Examples of Solomon Divorce include:

Anime and Manga

  • Digimon Adventure had this with Yamato & Takeru. Yamato with his father, Takeru with his mother. According to the Two-and-a-half Year Break CD drama, Yamato ultimately ended up making the decision.
    • Also, in Digimon Frontier with Koji and Koichi. Koji lives with their dad, Koichi with their mom.
  • Yu-Gi-Oh!, Katsuya Jonouchi lived with his father, an alcoholic, while his sister lived with their mother.
  • Ichinensei ni Nacchattara - Iori and his sister Ion experienced this same split and inexplicably never saw each other again until after Iori's Fountain of Gender Bending incident.
  • Averted in the manga Little House With an Orange Roof, Shoutaro and Natsumi gain full custody of both their children following their respective divorces. Further, Natsumi's struggle to keep her children in the face of a disapproving ex-mother-in-law is a plot point.
  • Koshiro & Nanoka in Koi Kaze were separated for ten years following their parents divorce. The only reason Nanoka comes to live with Koshiro and their father: It's convenient for school.
  • Shugo and Rena .hack Legend of the Twilight can apparently only meet in "The World." Though this isn't explained why it's possible they simply live across the country makeing meeting difficult. This is only in the non-canon anime however. The Manga has their parents together and they are sitting right next to each other while playing the game.
  • Ultimately revealed to be the origin of the two Mazes in Maze Megaburst Space.
  • Setsuna and Sara in Angel Sanctuary, although they make a point of getting together.
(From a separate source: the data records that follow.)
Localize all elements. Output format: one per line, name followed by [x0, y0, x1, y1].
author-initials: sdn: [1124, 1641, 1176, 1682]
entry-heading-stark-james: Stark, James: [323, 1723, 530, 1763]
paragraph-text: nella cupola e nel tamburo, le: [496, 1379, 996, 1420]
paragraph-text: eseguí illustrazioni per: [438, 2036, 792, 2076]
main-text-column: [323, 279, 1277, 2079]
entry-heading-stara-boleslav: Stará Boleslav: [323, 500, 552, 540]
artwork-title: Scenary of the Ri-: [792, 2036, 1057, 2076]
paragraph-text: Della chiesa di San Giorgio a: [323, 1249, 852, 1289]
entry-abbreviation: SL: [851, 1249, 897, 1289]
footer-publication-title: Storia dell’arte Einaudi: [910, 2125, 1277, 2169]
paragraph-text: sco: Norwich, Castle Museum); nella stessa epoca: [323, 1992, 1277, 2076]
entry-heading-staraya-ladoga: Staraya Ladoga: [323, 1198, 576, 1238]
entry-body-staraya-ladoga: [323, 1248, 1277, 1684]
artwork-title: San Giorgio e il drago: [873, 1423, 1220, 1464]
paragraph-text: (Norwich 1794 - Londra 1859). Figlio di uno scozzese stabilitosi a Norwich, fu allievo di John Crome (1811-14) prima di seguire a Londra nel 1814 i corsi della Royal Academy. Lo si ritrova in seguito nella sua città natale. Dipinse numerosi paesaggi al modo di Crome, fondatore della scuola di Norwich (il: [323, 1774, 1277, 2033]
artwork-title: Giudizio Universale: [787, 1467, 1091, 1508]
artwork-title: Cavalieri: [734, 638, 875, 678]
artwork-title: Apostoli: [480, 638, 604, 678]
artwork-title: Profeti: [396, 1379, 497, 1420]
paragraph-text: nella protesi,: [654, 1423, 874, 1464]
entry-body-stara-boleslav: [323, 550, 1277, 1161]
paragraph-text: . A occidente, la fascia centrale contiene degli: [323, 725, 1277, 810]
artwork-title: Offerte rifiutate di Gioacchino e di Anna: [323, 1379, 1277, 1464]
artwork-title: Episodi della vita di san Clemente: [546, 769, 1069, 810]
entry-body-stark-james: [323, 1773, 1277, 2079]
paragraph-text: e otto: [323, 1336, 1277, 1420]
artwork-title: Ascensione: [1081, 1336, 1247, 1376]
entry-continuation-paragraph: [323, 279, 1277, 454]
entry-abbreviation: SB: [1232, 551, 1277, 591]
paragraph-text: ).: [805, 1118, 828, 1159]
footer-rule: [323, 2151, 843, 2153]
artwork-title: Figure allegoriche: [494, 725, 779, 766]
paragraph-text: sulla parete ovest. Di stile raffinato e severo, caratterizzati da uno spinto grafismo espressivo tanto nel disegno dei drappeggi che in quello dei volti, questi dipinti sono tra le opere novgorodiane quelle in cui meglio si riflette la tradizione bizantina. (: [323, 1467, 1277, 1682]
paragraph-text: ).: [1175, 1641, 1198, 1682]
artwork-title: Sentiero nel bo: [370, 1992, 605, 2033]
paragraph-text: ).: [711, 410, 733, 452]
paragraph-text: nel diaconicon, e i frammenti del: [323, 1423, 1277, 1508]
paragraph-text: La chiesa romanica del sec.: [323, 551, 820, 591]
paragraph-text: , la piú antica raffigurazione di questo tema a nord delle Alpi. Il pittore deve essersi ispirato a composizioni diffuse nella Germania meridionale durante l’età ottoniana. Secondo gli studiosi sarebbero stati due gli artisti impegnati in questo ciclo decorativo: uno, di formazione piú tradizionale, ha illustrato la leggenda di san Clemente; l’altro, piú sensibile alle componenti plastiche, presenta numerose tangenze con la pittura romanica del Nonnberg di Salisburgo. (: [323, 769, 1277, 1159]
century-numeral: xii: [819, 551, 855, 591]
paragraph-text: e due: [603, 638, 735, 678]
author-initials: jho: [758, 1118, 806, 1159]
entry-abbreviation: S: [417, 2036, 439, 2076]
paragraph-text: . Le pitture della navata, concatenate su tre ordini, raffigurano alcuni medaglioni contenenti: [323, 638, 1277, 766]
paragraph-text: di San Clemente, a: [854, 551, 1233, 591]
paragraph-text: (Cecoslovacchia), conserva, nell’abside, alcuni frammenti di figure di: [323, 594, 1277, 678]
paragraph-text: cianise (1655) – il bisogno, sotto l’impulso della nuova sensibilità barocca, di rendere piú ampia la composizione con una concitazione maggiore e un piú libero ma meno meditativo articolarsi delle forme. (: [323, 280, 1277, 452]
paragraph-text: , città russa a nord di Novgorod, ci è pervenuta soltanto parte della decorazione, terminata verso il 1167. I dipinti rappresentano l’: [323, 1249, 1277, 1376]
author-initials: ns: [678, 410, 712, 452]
Sara refers to it as dating, and that's not the worst of it.
  • Saki has the titular character living with her father in a relatively remote area while her elder sister lives with their mother in Tokyo.

Film

  • Famously done in The Parent Trap (all versions).
  • Shown in the film Catch Me If You Can, where they actually have the son decide who he wants to stay with, instead of deciding themselves.

Literature

  • Lottie And Lisa by Erich Kästner is the original novel from which The Parent Trap was adapted.
  • Done to the boy-girl twins in the novel Pirouette, possibly more justified since this took place before WWII and the splitting parents were Russians living in England. They picked kids via gender, leading to one kid having a happy hippie upbringing with her wild and crazy mom and the other kid living a very prim and proper (and filled with suppressed rage from the Parental Abandonment) life in England. When the two kids finally reunited, it didn't go well.
  • Happens in the young adult book Time Twins. The split came about because the social secretary talked to the brother and the sister separately. When the sister explicitly stated that she wanted to live with whichever parent the brother was living with, she is told that his preferences doesn't matter, the secretary wants to know which parent she, the girl, prefers. She picks her mother, hoping that her brother will do so, too: after all, her brother was always closer to the mother than to the father. It turns out that he picked the father, for (presumably) the same reason.
  • In Caucasia by Danzy Senna, biracial protagonist Birdie is left with her white mother when her parents split because her skin is light enough to pass as olive and her passionate about black pride father feels more connected to her darker-skinned older sister. Ironically, Birdie was the more interested of the two sisters in racial issues.


Western Animation

  • Terry and Matt in Batman Beyond. In the the first episode, Matt lives with their mom, while Terry lives with their father
    • As the series wore on though it was suggested that prior to the pilot episode Terry's parents shared a joint custody of their sons and the two would shuttle back and forth between them, something that played a part in Terry's early juvenile delinquency.

Web Comics

  • Elan and his Evil Twin Nale, from Order of the Stick, were raised by their mother and father respectively, after they divorced over Character Alignment issues.
  • Goblin King Jareth and his (yet unnamed if you don't count her title as "The Erlkönig's Daughter") sister suffered this fate in the fancomic Roommates. Jareth ended up with his mother (Jadis The White Witch) while his sister was taken by their father (the Erlkönig).